Builder Solidity
Verifiable logic, private data
Block builders currently have no incentive to share the algorithms by which they build blocks, and searchers depend on builders to ensure their bundles are included. This trust-dependency results in block builder centralization, irrespective of architecture or consensus mechanism.
Builder solidity enables anyone to create contracts that specify exactly how they will order sensitive data sent to them. There are many potential incentives for creating such contracts in the open:
- The credible neutrality of an open marketplace in which many parties share their views, strategies, and opinions gives SUAVE an information advantage on centralized builders.
- There are efficiency gains when aggregating and clearing user preferences inside the same auction. More users means more oderflow means more likelihood of landing blocks, or settling auctions, successfully.
- Block builders who only operate on a single domain will find themselves increasingly disadvantaged due to cross-domain MEV. Builder solidity on SUAVE should decrease the cost (and complexity) of building blocks for many different blockchains.
- Enabling computation on sensitive data in a permissionless setting is hard. By solving it once, builder solidity contracts amortize the cost across the ecosystem and provide better solutions more cheaply than any individual participant could.
Open to All
Builder solidity is not just for block builders, though.
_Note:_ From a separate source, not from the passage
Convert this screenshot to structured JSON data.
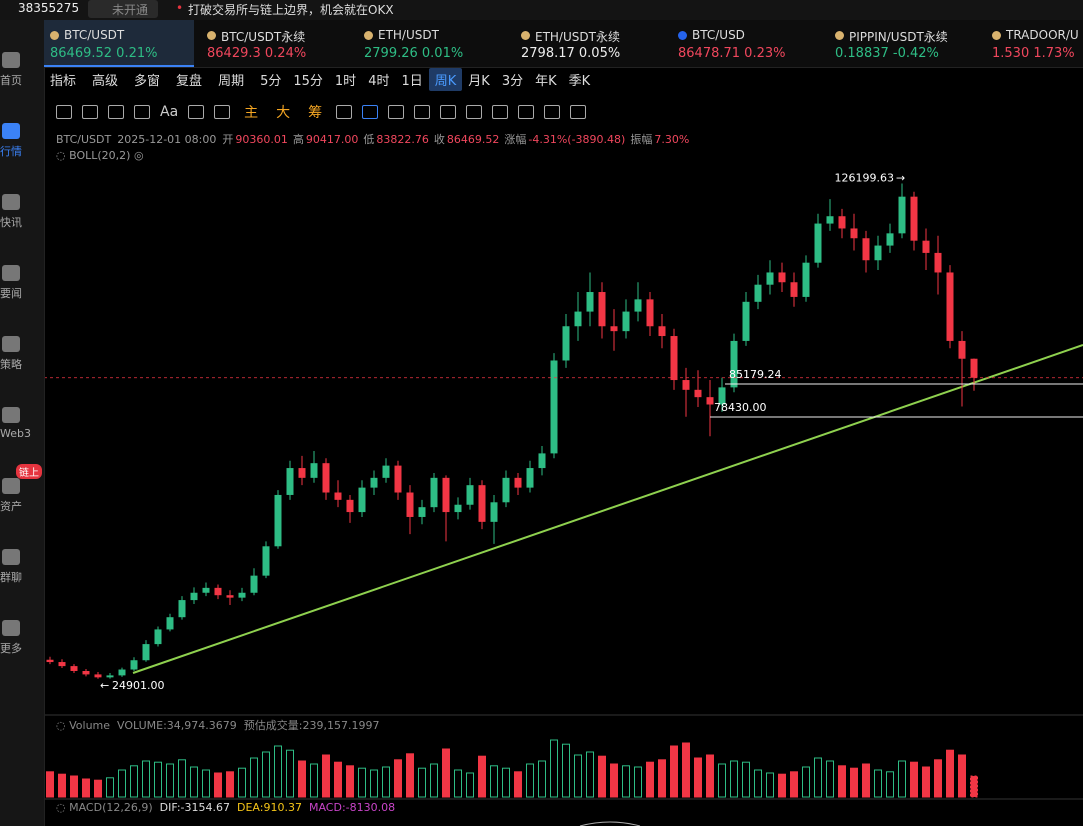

Builder solidity contracts are a uniform programming model for implementing every component of the transaction supply network, such that we can ensure that any value created is distributed well. An auction for blockspace is not very different from an auction for solving user preferences. We expect that mechanisms which work well for either will translate into many different use cases.
The result should be continuous improvement of mechanisms which compete for sensitive data, and do so by virtue of the efficiency of their implementation combined with the guarantees their contracts make about how they will distribute value arising from the aggregation of such data.
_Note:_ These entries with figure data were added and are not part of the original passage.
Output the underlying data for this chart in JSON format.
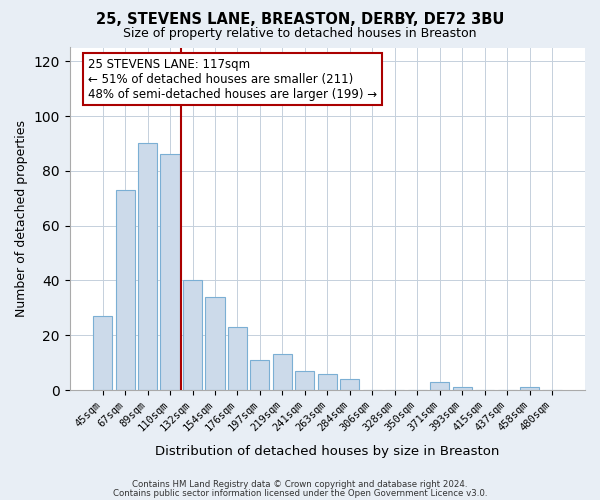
{
  "title": "25, STEVENS LANE, BREASTON, DERBY, DE72 3BU",
  "subtitle": "Size of property relative to detached houses in Breaston",
  "xlabel": "Distribution of detached houses by size in Breaston",
  "ylabel": "Number of detached properties",
  "bar_color": "#ccdaea",
  "bar_edge_color": "#7bafd4",
  "bin_labels": [
    "45sqm",
    "67sqm",
    "89sqm",
    "110sqm",
    "132sqm",
    "154sqm",
    "176sqm",
    "197sqm",
    "219sqm",
    "241sqm",
    "263sqm",
    "284sqm",
    "306sqm",
    "328sqm",
    "350sqm",
    "371sqm",
    "393sqm",
    "415sqm",
    "437sqm",
    "458sqm",
    "480sqm"
  ],
  "bar_heights": [
    27,
    73,
    90,
    86,
    40,
    34,
    23,
    11,
    13,
    7,
    6,
    4,
    0,
    0,
    0,
    3,
    1,
    0,
    0,
    1,
    0
  ],
  "vline_x": 3.5,
  "vline_color": "#aa0000",
  "ylim": [
    0,
    125
  ],
  "yticks": [
    0,
    20,
    40,
    60,
    80,
    100,
    120
  ],
  "annotation_title": "25 STEVENS LANE: 117sqm",
  "annotation_line1": "← 51% of detached houses are smaller (211)",
  "annotation_line2": "48% of semi-detached houses are larger (199) →",
  "footer1": "Contains HM Land Registry data © Crown copyright and database right 2024.",
  "footer2": "Contains public sector information licensed under the Open Government Licence v3.0.",
  "background_color": "#e8eef5",
  "plot_background": "#ffffff",
  "grid_color": "#c5d0dc"
}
Our intention is to create a viable environment for keeping power decentralized.
Builder Solidity
Builder solidity looks something like this [🔗 source]:
pragma solidity ^0.8.8;
import "../libraries/Suave.sol";
contract AnyBidContract {
event BidEvent(
Suave.BidId bidId,
uint64 decryptionCondition,
address[] allowedPeekers
);
function fetchBidConfidentialBundleData() public returns (bytes memory) {
require(Suave.isConfidential());
bytes memory confidentialInputs = Suave.confidentialInputs();
return abi.decode(confidentialInputs, (bytes));
}
function emitBid(Suave.Bid calldata bid) public {
emit BidEvent(bid.id, bid.decryptionCondition, bid.allowedPeekers);
}
}
Builder solidity contracts are used to define the public logic that is used for confidential computation. Using a precompile like confidentialInputs allows SUAVE Kettles to access encrypted data from users, do stuff with it privately and only reveal the results, not the inputs.
This ensures confidentiality and improves efficiency, enabling computation that is not possible on blockchains like Ethereum.
Confidential Computation
TODO:
- Explain view functions and how we use those for execution of
confidentialComputeRequests - An example of a very simple request and response object on a view function to show how it all works with data points
- A more in-depth data flow
Further context
We recommend this early research talk from Andrew Miller to get a sense of the ideas from which builder solidity has grown.
Please note that the pseudo code Andrew shows is now outdated and you are better off learning from our how to create contracts guide above, or looking directly at our list of available precompiles. That said, the framework used in this talk and the background provided should still prove useful when writing your own builder solidity contracts.